25. Bölüm |Uyan|

47 4 4
                                    

Hürkan sakinleştikten sonra kahvaltılarını yapıp hastaneye Emre'nin yanına gittiler. Ali'nin gözleri kıpkırmızı olmuştu, şişmişti ve morarmıştı. Ömer kafasını duvara yaslamış uyuyordu. Özgür salonda yoktu büyük ihtimalle Emre'nin yanındaydı.

Umut: Ali.. Ali bu halin ne!
Ali: Hoşgeldiniz...
Kaan: Hiç hoş bulmadık bu haliniz ne kafayımı yediniz siz, kaç gecedir uykusuzsunuz acaba!
Ömer: Sizmi geldiniz?
Mert: Evet, ve sizde şimdi hemen evinize gidiyorsunuz, gidip duş alın yemek yiyin uyuyun. Ne bu haliniz, bir şey olursa size haber veririz.
Umut: Ben sizi bırakayım bu halinizle gidemezsiniz.
Ömer: Hürkan sen nasılsın?
Hürkan: Emre nasıl?
Ömer: Hala uyanmadı... Bu kadar uzun süre uyuması tehlikeli olabilirmiş.
Hürkan: Özgür nerede?
Ömer: O 2 gündür Emre'nin yanında.
Hürkan: ...
Umut: Herneyse hadi Ali, Ömer siz arabaya geçin bende Özgür'ü getireyim olurmu?
Ali: Olur.

Umut: Özgür hadi gel, sizi eve bırakacağım biraz dinlenin, sonra yine gelirsiniz.
Özgür: Olmaz, Emre bu haldeyken onun evimize gidemem burada kalacağım.
Umut: Ali'lerin eve bırakacağım sizi itiraz yok.
Özgür: Pekâlâ.

Özgür: Sizde hoşgeldiniz.
Mert: Hoşbulduk.
Özgür: Biriniz Emre'nin yanında sürekli durmalı, Her 10 dakikada bir hemşireye durum raporu vermelisiniz. En ufak hareketini bile.
Kaan: Tamam.
Özgür: Bu arada Hürkan sen nasılsın tekrardan geçmiş olsun, umarım toparlanmışsındır.
Hürkan: Sağol, iyiyim.
Özgür: Kendinize iyi bakın yarın uğrarım.
Mert: Güle güle.

Umut 3'ünü eve bırakmaya gitti, Kaan ve Hürkan koridorda oturuyordu, Mertte içeri geçmişti. Hürkan Emre'yi o halde görmek istemediği için içeri girmedi, yoksa kendini affetmezdi.

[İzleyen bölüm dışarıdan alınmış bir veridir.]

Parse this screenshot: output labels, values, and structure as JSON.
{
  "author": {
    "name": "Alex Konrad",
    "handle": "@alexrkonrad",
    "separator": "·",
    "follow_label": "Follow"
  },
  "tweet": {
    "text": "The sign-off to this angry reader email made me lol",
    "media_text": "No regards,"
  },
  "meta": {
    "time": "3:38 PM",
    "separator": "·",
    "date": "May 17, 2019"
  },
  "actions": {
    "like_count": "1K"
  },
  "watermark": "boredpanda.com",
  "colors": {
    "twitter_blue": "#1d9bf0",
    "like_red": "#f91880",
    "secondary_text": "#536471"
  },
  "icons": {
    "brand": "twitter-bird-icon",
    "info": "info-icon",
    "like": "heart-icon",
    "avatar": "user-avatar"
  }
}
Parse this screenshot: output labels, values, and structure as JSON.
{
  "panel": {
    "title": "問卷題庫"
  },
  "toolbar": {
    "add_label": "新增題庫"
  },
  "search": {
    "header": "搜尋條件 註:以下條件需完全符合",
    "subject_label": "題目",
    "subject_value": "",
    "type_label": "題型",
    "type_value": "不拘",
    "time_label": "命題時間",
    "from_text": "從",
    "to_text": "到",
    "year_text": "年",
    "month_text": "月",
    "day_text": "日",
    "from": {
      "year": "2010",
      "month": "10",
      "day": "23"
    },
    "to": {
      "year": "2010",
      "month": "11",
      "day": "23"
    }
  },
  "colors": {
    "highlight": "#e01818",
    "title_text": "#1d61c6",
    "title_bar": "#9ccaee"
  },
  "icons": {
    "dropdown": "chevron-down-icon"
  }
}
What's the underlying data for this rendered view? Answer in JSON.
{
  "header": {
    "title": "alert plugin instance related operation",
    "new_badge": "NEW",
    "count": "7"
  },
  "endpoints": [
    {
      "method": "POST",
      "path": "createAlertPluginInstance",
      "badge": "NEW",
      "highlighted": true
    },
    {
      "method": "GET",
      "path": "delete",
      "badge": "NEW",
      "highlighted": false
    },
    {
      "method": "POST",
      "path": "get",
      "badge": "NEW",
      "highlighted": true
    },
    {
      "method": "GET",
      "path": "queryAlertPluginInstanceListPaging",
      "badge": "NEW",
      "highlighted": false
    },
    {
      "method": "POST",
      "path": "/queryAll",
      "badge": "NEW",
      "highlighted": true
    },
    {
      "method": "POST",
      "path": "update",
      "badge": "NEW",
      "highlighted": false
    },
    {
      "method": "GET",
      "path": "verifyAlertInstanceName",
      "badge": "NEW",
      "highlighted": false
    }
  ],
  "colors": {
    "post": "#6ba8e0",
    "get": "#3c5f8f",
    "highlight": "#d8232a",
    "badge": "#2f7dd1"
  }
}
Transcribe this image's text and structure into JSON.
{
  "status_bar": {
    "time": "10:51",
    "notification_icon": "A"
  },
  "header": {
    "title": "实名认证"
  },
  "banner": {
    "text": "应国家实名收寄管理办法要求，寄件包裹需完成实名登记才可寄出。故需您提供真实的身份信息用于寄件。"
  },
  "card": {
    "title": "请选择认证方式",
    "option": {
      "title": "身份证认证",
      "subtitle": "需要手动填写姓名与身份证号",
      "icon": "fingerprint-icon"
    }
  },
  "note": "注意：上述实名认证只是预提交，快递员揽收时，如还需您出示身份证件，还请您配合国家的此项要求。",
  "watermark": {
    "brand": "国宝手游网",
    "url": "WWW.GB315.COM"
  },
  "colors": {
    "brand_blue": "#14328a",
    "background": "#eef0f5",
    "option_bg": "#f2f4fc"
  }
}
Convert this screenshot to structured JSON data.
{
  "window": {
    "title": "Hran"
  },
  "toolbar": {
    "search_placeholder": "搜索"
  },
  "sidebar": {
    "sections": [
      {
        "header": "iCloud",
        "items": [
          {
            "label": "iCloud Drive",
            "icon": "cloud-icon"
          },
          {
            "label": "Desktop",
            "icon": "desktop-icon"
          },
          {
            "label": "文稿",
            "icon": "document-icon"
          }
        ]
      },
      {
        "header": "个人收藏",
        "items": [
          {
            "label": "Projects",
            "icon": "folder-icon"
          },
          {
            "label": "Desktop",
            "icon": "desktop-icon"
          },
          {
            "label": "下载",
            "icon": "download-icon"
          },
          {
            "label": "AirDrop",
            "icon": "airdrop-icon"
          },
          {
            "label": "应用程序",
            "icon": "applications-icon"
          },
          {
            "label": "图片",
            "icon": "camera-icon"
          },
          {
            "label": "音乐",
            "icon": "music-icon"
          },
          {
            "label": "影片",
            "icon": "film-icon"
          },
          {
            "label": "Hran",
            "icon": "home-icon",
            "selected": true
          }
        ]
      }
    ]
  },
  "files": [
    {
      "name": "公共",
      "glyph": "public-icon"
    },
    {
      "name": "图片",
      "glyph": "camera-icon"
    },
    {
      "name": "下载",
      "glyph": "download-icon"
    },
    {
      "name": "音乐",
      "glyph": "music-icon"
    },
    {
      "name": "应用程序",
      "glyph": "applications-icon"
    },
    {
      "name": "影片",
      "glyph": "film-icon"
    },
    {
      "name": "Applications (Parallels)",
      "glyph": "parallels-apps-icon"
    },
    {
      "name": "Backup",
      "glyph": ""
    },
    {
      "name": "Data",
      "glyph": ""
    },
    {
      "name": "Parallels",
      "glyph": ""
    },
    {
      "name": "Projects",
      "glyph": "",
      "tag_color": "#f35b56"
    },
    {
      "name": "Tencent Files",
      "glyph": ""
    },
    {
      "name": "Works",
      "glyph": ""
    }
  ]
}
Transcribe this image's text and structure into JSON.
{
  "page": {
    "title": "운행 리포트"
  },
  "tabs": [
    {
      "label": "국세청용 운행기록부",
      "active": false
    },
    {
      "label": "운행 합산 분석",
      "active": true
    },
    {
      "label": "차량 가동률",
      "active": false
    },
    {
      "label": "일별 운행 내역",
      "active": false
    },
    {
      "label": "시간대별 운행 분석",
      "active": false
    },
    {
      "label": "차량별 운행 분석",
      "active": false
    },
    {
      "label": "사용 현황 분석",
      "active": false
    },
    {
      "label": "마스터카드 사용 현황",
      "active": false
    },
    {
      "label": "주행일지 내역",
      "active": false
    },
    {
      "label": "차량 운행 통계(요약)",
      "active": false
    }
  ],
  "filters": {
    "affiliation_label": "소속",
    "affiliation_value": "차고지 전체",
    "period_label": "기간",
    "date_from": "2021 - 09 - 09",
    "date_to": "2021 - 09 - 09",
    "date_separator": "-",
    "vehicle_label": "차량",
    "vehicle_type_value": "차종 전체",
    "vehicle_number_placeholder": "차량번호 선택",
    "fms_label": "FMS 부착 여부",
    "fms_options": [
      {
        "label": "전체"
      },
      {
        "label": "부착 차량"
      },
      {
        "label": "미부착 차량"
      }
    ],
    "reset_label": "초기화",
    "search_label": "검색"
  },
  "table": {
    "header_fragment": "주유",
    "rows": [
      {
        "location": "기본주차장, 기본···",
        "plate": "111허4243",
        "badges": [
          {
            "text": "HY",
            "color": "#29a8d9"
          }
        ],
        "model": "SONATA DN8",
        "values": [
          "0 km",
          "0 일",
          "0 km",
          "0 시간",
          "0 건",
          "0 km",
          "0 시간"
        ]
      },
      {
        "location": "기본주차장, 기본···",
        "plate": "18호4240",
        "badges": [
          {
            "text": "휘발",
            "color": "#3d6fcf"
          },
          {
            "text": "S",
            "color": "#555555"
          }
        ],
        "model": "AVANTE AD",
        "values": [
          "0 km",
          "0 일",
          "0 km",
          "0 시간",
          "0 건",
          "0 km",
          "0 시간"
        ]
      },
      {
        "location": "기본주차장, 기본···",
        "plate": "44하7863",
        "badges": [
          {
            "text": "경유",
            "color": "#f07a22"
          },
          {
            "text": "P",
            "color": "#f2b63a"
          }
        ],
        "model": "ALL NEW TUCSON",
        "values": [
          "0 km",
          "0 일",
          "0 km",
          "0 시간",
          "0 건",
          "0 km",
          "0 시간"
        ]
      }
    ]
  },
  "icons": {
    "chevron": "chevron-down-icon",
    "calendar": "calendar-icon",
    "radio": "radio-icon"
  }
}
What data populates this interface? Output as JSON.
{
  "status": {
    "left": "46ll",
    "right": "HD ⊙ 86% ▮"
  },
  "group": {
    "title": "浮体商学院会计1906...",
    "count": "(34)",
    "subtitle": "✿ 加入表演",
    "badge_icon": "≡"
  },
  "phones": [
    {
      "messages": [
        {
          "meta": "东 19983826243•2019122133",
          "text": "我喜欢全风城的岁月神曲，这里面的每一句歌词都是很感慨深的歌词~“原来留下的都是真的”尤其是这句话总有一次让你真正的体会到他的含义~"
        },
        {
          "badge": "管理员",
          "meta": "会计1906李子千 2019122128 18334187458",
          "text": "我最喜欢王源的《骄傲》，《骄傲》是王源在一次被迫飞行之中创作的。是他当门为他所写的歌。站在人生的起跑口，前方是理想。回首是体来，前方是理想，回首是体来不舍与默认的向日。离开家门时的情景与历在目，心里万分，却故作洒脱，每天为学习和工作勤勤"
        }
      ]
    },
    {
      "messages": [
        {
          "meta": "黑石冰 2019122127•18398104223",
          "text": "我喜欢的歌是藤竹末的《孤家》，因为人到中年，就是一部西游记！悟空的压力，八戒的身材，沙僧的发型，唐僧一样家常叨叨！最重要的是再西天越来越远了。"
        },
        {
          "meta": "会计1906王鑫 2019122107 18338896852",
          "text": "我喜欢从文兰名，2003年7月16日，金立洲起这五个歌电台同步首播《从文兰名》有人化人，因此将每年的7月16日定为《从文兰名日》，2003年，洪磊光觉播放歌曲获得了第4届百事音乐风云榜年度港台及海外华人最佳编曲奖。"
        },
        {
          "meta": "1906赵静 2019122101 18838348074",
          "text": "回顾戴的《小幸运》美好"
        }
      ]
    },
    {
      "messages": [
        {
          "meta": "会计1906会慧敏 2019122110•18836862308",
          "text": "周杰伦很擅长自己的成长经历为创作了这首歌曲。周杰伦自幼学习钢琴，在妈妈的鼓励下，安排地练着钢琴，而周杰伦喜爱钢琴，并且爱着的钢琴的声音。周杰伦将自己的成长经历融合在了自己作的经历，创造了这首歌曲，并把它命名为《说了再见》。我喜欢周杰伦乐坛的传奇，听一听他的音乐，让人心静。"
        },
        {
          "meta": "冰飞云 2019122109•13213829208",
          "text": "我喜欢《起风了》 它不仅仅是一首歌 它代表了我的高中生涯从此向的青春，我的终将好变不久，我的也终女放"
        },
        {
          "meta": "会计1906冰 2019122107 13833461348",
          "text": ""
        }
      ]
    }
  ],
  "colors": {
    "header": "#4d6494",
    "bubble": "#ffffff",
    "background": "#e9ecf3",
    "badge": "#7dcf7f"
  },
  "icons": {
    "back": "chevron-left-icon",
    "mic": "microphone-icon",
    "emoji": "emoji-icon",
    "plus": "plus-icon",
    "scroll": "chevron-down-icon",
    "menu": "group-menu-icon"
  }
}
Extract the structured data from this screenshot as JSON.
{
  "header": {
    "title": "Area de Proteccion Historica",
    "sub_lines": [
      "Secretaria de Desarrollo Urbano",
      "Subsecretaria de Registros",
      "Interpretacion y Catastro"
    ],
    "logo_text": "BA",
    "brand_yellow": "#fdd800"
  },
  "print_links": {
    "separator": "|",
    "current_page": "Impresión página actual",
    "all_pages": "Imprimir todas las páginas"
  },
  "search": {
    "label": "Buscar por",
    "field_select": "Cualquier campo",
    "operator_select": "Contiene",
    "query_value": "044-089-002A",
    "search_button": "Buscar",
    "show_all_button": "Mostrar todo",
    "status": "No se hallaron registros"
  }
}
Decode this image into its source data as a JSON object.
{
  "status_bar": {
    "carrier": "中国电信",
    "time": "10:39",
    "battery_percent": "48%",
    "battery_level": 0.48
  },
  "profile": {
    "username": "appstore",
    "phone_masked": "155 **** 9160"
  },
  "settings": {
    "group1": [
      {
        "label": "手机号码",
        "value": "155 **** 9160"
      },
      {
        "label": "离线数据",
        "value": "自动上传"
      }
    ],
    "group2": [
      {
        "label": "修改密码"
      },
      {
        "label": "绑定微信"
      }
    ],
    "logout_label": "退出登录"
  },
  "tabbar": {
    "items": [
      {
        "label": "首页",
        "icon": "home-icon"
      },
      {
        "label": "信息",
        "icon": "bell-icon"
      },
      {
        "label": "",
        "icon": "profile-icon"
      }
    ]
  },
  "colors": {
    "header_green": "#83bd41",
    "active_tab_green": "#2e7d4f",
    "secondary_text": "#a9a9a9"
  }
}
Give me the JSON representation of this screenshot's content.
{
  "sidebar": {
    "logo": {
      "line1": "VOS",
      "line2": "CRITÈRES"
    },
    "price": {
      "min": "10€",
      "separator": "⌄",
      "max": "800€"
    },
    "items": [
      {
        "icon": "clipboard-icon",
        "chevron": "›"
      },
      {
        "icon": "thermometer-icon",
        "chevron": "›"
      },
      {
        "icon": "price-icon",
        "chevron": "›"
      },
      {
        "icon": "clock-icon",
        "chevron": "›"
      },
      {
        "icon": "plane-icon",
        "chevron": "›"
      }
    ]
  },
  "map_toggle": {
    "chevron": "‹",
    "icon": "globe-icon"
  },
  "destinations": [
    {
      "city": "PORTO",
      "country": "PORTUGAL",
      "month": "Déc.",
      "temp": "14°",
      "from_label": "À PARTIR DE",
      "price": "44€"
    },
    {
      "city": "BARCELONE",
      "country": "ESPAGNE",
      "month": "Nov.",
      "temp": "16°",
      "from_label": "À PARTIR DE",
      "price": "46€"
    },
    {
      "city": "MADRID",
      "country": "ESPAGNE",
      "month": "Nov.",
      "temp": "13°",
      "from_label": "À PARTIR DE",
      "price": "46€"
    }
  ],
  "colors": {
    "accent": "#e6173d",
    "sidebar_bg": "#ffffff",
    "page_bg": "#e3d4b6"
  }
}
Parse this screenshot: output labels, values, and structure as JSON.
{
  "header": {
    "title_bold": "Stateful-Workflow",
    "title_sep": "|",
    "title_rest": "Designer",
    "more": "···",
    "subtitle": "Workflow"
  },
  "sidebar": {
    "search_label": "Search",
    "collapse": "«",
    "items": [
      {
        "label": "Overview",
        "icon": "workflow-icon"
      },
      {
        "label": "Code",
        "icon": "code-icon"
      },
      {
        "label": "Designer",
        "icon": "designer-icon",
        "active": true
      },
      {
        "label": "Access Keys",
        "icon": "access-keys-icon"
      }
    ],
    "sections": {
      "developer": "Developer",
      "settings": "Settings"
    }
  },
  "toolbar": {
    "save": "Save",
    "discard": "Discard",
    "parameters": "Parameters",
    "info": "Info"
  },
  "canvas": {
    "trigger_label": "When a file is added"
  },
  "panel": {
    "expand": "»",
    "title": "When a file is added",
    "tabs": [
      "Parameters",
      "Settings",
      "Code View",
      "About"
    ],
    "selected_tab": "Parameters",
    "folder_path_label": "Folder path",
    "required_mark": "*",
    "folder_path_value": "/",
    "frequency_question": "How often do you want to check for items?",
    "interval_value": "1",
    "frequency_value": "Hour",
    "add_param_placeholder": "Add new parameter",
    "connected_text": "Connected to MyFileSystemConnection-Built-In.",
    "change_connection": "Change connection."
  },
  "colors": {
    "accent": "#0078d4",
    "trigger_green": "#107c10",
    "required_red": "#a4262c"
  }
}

Doktor: Hoşgeldiniz. Aa Hürkan bey siz nasılsınız?
Hürkan: Teşekkür ederim doktor bey, gayet iyiyim.
Doktor: Çok sevindim, keşke siz gelmeseydiniz...
Hürkan: Sorun yok, iyiyim. Emre'nin durumu nasıl?
Doktor: Açıkçası Emre bey 2 gün içinde uyanmazsa çok kötü olabilir, bunun olmaması lazım.
Hürkan: Peki uyandıktan sonra durumu ne olur?
Doktor: Kafasındaki yara sık sık kanayabilir, ancak çok fazla kanarsa sıkıntılı bir durum olabilir, ayrıca bayılmalar yaşyacak, sık sık başı ağrıyacak, yani uyansa bile çok sıkıntılı bir dönem geçirecek..
Kaan: Peki bu dönemi kısaltmak için ne yapmalıyız?
Doktor: Onu yanlız bırakmayın, strese sokmayın, ayrıca üzülmemesi lazım, yani birşeyleri kafasına takmamalı anlatabildimmi?
Kaan: Evet teşekkürler.
Doktor: İsterseniz gelin Emre beyin durumuna beraber bakalım. Bugün düne göre gayet iyi. Daha fazla hareketli ve birşeyler sayılıyor.
Kaan: Olur bizde görmüş oluruz.
Doktor: Buyrun.

Doktor içeri girmiş Emre'nin serumunu kontrol ediyordu, bileklerini tutup birşeyler yapıyordu.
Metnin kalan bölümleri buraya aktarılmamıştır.